Sunak bounced nervously from one foot to the other. A hundred days into his Downing Street tenure and he still doesn’t look entirely comfortable in the job. As if, at a subconscious level, he knows he’s not entirely cut out to be running the country. He wants to be liked too much. Too needy.
And in his heart, he’s just not that invested. When push comes to shove, he’s not that bothered if people are better off or not. I mean, he’d quite like them to be but he’s not prepared to put himself out. It’s the immunity of the super rich. He doesn’t live normal people’s experience. So his first reaction is almost always the wrong one. He struggles to convince himself, so no wonder so many of his backbenchers now have their doubts about him. The enthusiasm of their support diminishes week on week. He is the Anti-Messiah.

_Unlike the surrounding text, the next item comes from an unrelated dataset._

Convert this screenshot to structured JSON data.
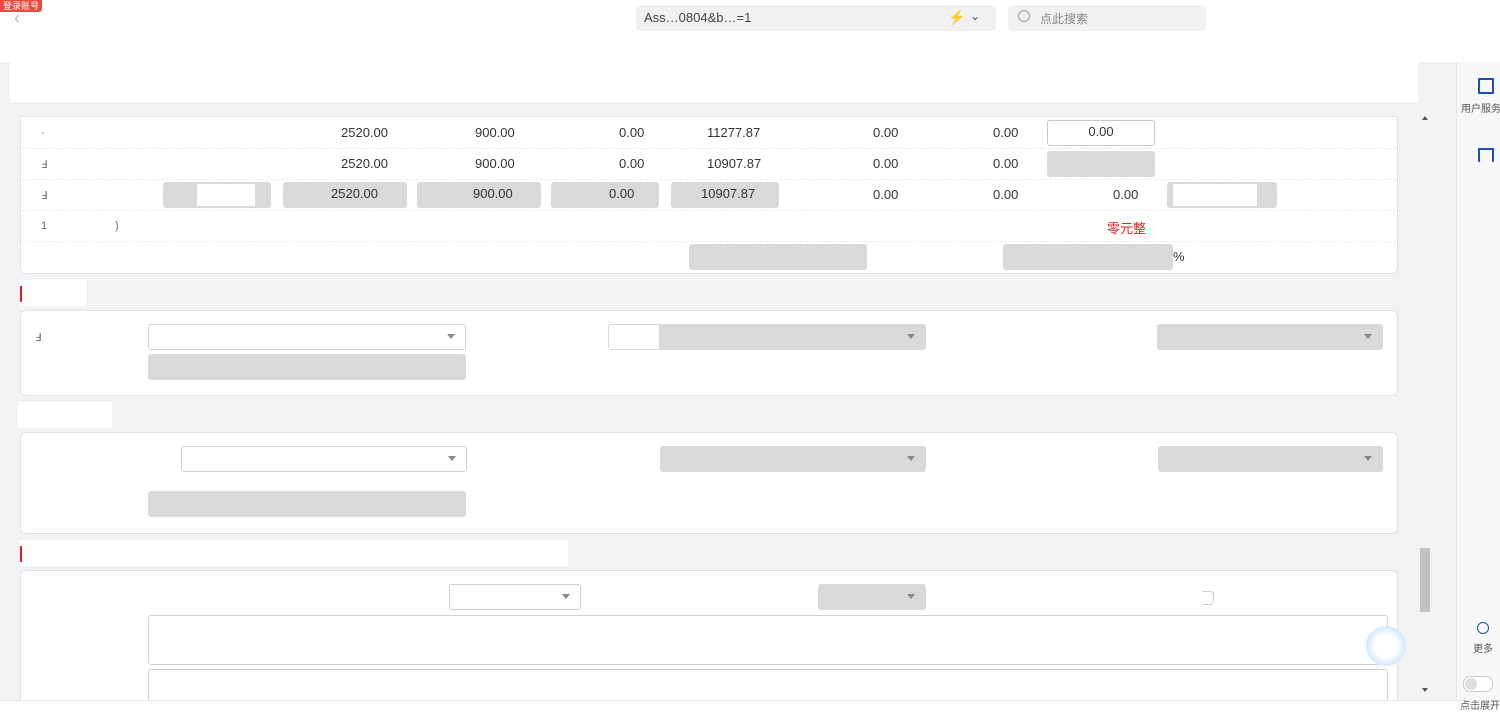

Let me take you through the timeline, said Starmer, sounding every bit like a prosecuting brief trawling through the evidence of an open-and-shut case. Did Zahawi inform you of his – ahem – unusual tax affairs before or after you appointed him to the cabinet? And how come no one in No 10 had read any of the newspaper reports published in July that detailed Honest Nadhim’s local difficulties?
Sunak looked startled. He was just naturally a very incurious person. And so were all of his staff. They all made it their business to know as little about everything as possible. Rish! still couldn’t work out why he hadn’t received the lottery payout he had been promised in that email which had gone to his spam folder. But look. He had an ethics adviser whose job it was to keep him up to speed on the morality of his government and, much to his astonishment, it had been decided that Honest Nadhim hadn’t been quite so honest as he had hoped. End of story.

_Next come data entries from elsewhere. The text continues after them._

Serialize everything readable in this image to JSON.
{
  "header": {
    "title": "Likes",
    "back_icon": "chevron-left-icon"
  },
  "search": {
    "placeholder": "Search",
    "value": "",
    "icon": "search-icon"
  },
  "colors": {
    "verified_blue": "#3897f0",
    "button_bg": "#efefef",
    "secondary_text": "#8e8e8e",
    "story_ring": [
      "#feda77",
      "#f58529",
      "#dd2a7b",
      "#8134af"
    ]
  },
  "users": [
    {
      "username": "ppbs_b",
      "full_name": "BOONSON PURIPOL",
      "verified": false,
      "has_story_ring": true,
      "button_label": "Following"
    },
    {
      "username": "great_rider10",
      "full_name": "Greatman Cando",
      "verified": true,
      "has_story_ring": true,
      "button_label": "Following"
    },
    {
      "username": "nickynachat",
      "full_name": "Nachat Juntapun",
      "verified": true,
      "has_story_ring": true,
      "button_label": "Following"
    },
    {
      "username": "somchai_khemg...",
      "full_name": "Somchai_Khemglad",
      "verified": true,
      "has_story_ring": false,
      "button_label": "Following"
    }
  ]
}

Er ... not quite. Most people could see that Nadhim was a wrong ’un without needing an ethics adviser. Just from the basic facts that were in the public domain. Ah, said Sunak. You never could trust basic facts. Besides, the Labour leader had never done anything about Rosie Duffield. This was true. It’s a piss-poor look for Labour MPs like Lloyd Russell-Moyle to be shouting down and abusing women in the Commons, and Starmer should have done more. Though not even Keir’s enemies believe he is a misogynist.
Whereas many of Rish!’s friends have come to the conclusion that the Tory party is riven with sleaze – the accumulated moral decay of 13 years in office – and that he isn’t the person to deal with it. He’s just too weak. The job too hard. Starmer went on the attack again. This time with Dominic Raab. Didn’t Sunak ever wonder whether the deputy prime minister was the right man for the job given there were 24 bullying allegations against him? And how would he feel if a member of his family had to work for him?

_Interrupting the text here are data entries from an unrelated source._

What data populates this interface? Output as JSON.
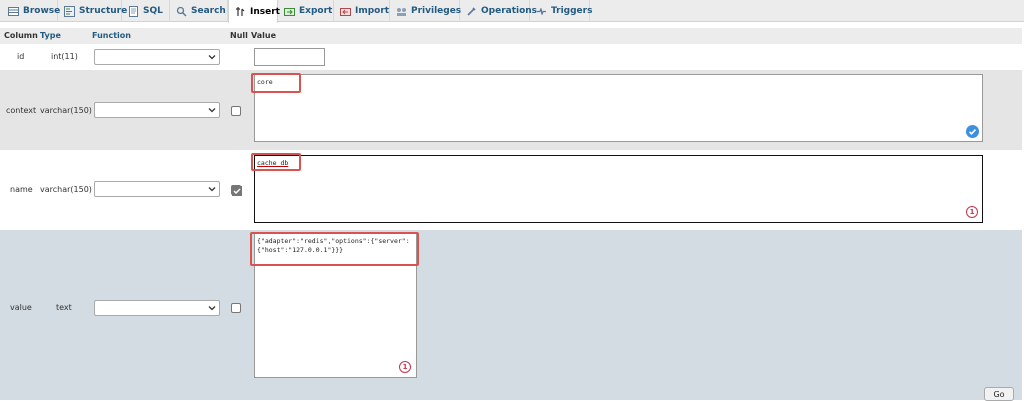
{
  "tabs": [
    {
      "label": "Browse",
      "icon": "browse-icon"
    },
    {
      "label": "Structure",
      "icon": "structure-icon"
    },
    {
      "label": "SQL",
      "icon": "sql-icon"
    },
    {
      "label": "Search",
      "icon": "search-icon"
    },
    {
      "label": "Insert",
      "icon": "insert-icon",
      "active": true
    },
    {
      "label": "Export",
      "icon": "export-icon"
    },
    {
      "label": "Import",
      "icon": "import-icon"
    },
    {
      "label": "Privileges",
      "icon": "privileges-icon"
    },
    {
      "label": "Operations",
      "icon": "operations-icon"
    },
    {
      "label": "Triggers",
      "icon": "triggers-icon"
    }
  ],
  "header": {
    "column": "Column",
    "type": "Type",
    "function": "Function",
    "null": "Null",
    "value": "Value"
  },
  "rows": [
    {
      "column": "id",
      "type": "int(11)",
      "value": "",
      "null_checked": false,
      "has_null": false
    },
    {
      "column": "context",
      "type": "varchar(150)",
      "value": "core",
      "null_checked": false,
      "has_null": true
    },
    {
      "column": "name",
      "type": "varchar(150)",
      "value": "cache_db",
      "null_checked": true,
      "has_null": true
    },
    {
      "column": "value",
      "type": "text",
      "value_line1": "{\"adapter\":\"redis\",\"options\":{\"server\":",
      "value_line2": "{\"host\":\"127.0.0.1\"}}}",
      "null_checked": false,
      "has_null": true
    }
  ],
  "badges": {
    "warn_count": "1"
  },
  "go_label": "Go",
  "colors": {
    "tab_text": "#235a81",
    "highlight": "#d9534f",
    "row_highlight": "#d3dce3",
    "row_alt": "#e5e5e5",
    "check_badge": "#3d8fe0",
    "warn_badge": "#c8334a"
  }
}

The vein on Raab’s forehead went into overdrive. Sitting right next to the prime minister where he could be caught sweating on camera wasn’t necessarily a good look. Certainly not for Rish! Defender of the bullies. Psycho Dom started shaking his head vigorously and repeating “no comment” over and over again. At least, that’s what it looked like he said. He closed his eyes, willing himself to regain control. In his mind, he went to his happy place. Dashing out the chamber to murder two random strangers, only to return five minutes later bathed in blood. Indulge the anger. And relax. Free the Dom One!
Starmer moved on to Boris Johnson. So many targets, so little time. He knew The Convict had no moral standards to degrade – a liar was gonna lie, a crook was gonna crook – but he just thought he’d put it out there that fixing jobs for people organising a personal loan and expecting taxpayers to underwrite his legal fees looked well dodgy. Rish! was outraged but had nothing except some feeble lines about the strikes – better late than never – to offer. Labour was just in hock to a bunch of militant nurses. The teachers were scum. He might regret this when he realises many of the strikers are a great deal more popular than he is.
Things rather fizzled out after that. The SNP’s Stephen Flynn again challenged Sunak to say one good thing about Brexit – “The Brexit ship is sinking,” he said, though it could have been the Brexit shit – and Rish! could only invent some doggybollox about everyone being so much better now than they were 13 years ago. Read the room, Rish! Read the room. His words died on his breath. He died on his feet. It wasn’t his worst PMQs. But there’s only so long you can tread water when you’ve nothing to say. Sooner or later you slip under the performative politics waves.